Paquistão receia catástrofe sanitária
Unicef calcula que piores cheias dos últimos 80 anos tenham afectado 3,2 milhões de pessoas. Programa Alimentar diz que é preciso dar de comer a 1,8 milhões
O Paquistão teme uma catástrofe sanitária devido às piores inundações dos últimos 80 anos, que já mataram perto de 1.500 pessoas e afectaram mais de três milhões. As autoridades lançaram um novo alerta de cheias na região de Peshawar, no Noroeste, e o Governo deve reunir-se hoje de urgência para avaliar os estragos e acelerar as operações de socorro.
As autoridades alertaram ontem as populações que residem nas imediações da barragem de Warsak, a terceira maior do país, para a eventualidade de terem de abandonar as suas casas. "Se for preciso, será feita uma evacuação forçada", disse Adnan Khan, do serviço de gestão de catástrofes da província de Khyber Pakhtunkwa, citado pelo Guardian.
"Fornecer água potável e ajuda sanitária é a prioridade absoluta se quisermos evitar uma catástrofe sanitária", preveniu Ateeb Siddiqui, director de operações do Crescente Vermelho paquistanês, citado pela AFP. Fadela Chaïb, porta-voz da Organização Mundial de Saúde, afastou o cenário de uma epidemia, pelo menos no imediato, mas disse que há "centenas de pessoas feridas que aguardam tratamento". "É uma verdadeira catástrofe", referiu o coordenador da ajuda humanitária da ONU ao Paquistão, Martin Ogwanja.
Um balanço da Unicef, Fundo das Nações Unidas para a Infância, calculava ontem em "cerca de 3,2 milhões [o número de] pessoas afectadas pelas inundações, 1,4 milhões das quais crianças". As Nações Unidas consideram que um milhão de pessoas precisa de ajuda de emergência devido aos deslizamentos de terras e inundações, as maiores desde 1929.
O Programa Alimentar Mundial reviu em alta as suas estimativas e calcula agora em 1,8 milhões o número de pessoas necessitadas de comida contra os 700 mil adiantados inicialmente. O número de desalojados está quantificado em perto de um milhão.
Críticas a Zardari
As organizações humanitárias que pretendem socorrer os sinistrados deparam-se com dificuldades de acesso, devido à destruição de estradas e pontes. O Governo deslocou socorristas do Exército para as zonas mais afectadas, mas a limitação da resposta das autoridades está a motivar desagrado e críticas e a permitir um maior protagonismo de organizações islâmicas nas operações de auxílio. "Zardari devia vir cá e tomar medidas, em vez de se ir divertir em França e no Reino Unido", disse à AFP, na aldeia de Majuky Faqirabad, Sher Khan, de 40 anos. Zardari, em visita a Londres, foi igualmente criticado por deputados britânicos de origem paquistanesa, que questionaram a sua deslocação numa altura tão delicada. "Não vou encontrar o Presidente porque penso que, quando há uma situação de urgência, o lugar de um chefe de Estado é no seu país", disse lorde Nazir Ahmed, um dos que recusaram um convite para almoçar com Zardari.

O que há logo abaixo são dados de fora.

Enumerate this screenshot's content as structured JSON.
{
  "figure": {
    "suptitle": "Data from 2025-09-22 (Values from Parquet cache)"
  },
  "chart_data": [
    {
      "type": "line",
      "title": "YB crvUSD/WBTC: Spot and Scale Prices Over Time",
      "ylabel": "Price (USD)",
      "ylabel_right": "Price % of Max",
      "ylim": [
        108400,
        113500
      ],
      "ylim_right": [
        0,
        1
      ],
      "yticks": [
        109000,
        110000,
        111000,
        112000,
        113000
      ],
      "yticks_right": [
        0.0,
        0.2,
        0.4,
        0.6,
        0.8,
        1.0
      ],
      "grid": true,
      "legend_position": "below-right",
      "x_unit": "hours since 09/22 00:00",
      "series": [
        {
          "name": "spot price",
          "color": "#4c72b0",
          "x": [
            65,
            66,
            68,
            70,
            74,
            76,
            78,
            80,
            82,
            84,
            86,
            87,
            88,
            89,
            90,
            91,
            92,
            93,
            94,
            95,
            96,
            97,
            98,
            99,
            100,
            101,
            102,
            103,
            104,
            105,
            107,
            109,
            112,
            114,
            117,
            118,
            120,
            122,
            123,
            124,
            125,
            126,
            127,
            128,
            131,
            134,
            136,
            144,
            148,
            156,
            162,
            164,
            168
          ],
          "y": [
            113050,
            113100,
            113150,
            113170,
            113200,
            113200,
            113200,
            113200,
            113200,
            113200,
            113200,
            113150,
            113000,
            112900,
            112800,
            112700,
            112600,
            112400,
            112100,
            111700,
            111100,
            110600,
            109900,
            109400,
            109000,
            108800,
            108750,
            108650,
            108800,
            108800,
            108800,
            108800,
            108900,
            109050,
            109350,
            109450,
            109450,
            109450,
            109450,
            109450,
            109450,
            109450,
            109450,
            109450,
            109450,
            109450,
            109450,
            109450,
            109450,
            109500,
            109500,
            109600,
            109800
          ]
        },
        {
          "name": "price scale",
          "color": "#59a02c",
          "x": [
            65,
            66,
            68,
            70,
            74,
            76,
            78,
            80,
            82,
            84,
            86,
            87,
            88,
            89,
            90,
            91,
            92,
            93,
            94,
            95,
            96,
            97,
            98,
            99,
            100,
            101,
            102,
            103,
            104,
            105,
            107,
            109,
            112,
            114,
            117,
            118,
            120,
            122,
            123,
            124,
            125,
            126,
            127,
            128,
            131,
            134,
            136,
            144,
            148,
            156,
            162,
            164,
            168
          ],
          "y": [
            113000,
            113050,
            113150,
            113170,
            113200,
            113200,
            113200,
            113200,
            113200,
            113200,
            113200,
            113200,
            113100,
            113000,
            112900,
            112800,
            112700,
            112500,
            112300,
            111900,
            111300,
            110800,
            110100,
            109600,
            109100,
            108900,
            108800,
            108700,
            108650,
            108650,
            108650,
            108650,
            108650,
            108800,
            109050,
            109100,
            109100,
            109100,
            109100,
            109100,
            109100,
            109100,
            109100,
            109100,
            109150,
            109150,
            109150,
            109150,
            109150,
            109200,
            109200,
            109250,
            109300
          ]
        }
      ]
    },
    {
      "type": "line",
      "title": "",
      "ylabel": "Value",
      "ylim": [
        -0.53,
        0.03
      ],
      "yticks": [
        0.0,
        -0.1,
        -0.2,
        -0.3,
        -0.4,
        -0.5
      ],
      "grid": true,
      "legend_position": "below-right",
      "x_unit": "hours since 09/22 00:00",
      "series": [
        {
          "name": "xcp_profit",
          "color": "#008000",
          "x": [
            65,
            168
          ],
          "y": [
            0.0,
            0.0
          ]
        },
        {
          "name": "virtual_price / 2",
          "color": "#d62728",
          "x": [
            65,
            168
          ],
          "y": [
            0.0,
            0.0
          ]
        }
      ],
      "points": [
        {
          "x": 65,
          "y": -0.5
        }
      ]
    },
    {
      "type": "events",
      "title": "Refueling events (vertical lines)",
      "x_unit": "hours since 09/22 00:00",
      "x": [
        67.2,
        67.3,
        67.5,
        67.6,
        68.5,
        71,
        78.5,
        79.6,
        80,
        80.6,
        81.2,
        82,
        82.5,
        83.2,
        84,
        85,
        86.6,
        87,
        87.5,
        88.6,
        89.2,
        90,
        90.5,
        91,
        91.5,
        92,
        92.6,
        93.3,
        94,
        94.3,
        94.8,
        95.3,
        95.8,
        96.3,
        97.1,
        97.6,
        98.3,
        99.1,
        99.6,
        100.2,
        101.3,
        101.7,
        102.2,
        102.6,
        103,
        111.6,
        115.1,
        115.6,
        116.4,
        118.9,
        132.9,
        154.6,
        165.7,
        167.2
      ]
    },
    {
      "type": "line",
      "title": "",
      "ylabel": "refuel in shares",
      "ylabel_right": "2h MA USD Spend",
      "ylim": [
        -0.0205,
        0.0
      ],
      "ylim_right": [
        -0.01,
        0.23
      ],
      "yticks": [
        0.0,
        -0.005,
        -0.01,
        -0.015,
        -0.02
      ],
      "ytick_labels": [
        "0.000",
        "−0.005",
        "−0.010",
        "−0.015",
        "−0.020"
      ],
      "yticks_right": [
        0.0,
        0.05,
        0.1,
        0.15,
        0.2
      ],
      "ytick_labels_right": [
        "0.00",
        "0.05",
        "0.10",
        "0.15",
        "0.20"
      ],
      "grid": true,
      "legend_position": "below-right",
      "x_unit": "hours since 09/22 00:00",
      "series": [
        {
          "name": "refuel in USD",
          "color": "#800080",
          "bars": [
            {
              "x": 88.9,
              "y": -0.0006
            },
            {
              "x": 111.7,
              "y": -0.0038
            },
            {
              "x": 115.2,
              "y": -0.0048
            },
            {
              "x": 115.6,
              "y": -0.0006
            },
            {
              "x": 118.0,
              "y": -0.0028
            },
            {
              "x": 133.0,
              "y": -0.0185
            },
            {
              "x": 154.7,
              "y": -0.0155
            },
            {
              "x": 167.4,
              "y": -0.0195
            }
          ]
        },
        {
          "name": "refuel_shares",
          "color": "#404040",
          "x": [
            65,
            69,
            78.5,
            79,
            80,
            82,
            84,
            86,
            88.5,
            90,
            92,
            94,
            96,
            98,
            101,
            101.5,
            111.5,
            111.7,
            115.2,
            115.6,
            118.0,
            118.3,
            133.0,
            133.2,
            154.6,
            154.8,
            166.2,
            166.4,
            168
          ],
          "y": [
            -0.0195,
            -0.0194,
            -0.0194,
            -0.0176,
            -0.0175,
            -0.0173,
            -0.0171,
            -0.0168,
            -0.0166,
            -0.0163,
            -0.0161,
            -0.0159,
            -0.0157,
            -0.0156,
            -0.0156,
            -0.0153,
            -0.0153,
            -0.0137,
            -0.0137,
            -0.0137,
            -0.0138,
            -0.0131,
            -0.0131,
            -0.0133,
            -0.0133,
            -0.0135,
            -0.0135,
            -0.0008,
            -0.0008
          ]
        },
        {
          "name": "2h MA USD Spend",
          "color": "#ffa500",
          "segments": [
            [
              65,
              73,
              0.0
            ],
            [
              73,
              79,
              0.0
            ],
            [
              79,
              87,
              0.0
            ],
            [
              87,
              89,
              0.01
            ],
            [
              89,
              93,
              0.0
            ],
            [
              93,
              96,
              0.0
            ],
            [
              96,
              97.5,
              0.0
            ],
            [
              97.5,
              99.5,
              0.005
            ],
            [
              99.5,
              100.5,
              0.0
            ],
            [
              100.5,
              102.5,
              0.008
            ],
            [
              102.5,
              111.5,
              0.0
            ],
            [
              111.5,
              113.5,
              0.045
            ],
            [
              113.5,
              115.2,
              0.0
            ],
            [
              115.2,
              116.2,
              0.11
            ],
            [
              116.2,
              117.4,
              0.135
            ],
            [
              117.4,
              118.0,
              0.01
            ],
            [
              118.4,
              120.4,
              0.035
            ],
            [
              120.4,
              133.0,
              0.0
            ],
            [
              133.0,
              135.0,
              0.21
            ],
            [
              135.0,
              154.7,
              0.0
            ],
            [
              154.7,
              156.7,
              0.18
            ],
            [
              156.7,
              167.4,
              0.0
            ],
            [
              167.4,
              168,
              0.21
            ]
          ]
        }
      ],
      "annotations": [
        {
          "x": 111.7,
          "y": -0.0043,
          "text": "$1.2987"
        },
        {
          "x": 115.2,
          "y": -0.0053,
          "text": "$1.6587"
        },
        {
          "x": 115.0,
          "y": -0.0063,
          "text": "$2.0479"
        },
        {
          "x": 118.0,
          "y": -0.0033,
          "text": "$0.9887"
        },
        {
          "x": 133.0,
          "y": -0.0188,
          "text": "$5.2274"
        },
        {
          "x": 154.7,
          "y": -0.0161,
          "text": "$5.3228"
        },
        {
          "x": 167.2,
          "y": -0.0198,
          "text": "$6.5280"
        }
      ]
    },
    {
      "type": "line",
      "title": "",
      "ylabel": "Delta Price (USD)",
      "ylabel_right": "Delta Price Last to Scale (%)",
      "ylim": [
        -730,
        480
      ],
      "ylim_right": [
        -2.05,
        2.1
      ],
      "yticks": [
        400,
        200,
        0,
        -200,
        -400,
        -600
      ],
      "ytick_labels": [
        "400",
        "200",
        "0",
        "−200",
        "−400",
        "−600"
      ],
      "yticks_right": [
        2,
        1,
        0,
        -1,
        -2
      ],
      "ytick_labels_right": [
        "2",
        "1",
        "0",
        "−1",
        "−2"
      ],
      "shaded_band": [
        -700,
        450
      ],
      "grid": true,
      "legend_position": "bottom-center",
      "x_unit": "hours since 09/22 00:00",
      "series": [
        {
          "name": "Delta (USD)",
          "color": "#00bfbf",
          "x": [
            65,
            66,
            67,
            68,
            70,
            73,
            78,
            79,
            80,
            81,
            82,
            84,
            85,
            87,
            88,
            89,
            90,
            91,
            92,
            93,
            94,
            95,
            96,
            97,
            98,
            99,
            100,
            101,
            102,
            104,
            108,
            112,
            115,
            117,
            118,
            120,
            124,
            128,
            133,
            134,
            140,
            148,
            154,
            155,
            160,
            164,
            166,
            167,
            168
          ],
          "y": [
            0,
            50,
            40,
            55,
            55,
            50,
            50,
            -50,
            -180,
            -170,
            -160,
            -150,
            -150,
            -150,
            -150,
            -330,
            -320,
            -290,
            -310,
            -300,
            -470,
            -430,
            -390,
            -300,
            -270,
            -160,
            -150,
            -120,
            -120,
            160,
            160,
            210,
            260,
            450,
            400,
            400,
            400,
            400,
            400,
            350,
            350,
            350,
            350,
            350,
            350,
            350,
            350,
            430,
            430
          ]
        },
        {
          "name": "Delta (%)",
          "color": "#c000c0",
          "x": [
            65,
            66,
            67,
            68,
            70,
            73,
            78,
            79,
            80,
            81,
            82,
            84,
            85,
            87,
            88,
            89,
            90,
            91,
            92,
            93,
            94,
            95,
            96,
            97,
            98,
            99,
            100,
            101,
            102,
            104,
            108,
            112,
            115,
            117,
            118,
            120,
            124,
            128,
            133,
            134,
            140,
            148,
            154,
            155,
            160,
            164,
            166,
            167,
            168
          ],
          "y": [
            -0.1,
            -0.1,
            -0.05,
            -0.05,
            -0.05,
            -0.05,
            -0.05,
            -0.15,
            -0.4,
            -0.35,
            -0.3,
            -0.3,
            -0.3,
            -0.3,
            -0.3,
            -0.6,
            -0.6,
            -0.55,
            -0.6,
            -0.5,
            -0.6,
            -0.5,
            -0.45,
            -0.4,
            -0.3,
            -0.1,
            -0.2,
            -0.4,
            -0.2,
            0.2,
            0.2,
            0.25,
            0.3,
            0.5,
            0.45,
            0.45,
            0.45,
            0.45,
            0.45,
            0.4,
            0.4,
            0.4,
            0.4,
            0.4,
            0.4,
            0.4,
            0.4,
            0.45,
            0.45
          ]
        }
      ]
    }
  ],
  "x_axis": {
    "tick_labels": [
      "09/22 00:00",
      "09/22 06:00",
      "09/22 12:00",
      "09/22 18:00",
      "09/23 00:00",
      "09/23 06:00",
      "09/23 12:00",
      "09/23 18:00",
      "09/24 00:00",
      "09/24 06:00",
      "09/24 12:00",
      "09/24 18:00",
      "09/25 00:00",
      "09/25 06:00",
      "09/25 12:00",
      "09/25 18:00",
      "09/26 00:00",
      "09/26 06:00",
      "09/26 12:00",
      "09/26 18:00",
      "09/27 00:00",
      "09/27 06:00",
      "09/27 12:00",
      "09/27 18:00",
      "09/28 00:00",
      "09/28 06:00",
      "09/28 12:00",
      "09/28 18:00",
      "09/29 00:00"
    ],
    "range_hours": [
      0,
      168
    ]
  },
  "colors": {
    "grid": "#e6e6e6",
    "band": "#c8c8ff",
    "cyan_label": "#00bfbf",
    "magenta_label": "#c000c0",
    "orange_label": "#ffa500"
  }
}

No terreno, o descontentamento nota-se também na distribuição de alimentos, com acusações de favorecimento de familiares e amigos. "Vim para aqui às cinco da manhã. Pedi e esforcei-me, mas não consegui nada. Eles deram [ajuda] aos deles", disse à Reuters Bistma Bibi, de 65 anos, que perdeu dois netos nas cheias. Um repórter da agência viu populares atacarem um camião com mantimentos na cidade de Charssada, antes de serem repelidos pela polícia com bastões.
A União Europeia anunciou 30 milhões de euros de auxílio. A embaixada norte-americana avançou com dez milhões de dólares de emergência e a Casa Branca anunciou já ontem o envio de 300 mil refeições e equipamento, como pontes prefabricadas e unidades de tratamento de água. A China anunciou dez milhões de yuan (cerca de 1,48 milhões de dólares). Muito pouco, face às necessidades, como referiu Amir Khan Hoti, ministro-chefe de Khyber Pakhtunkwa, que agradeceu a ajuda, mas disse que "devia ser maior, por os estragos e as perdas serem tão elevados".
O regresso da chuva ao Norte e o alargamento das cheias ao Sul aumentavam ontem as preocupações. Os serviços meteorológicos previam precipitação nos próximos dias nas províncias de Sindh, no Sul, Pundjab, no Norte, no Cachemira paquistanês, bem como em regiões do Nordeste e do Sudoeste do Baluchistão. Eram também esperadas inundações em algumas áreas da já fustigada província de Khyber Pakhtunkhwa e nos estados do Pundjab e do Baluchistão, enquanto em Islamabad se aguardavam fortes tempestades.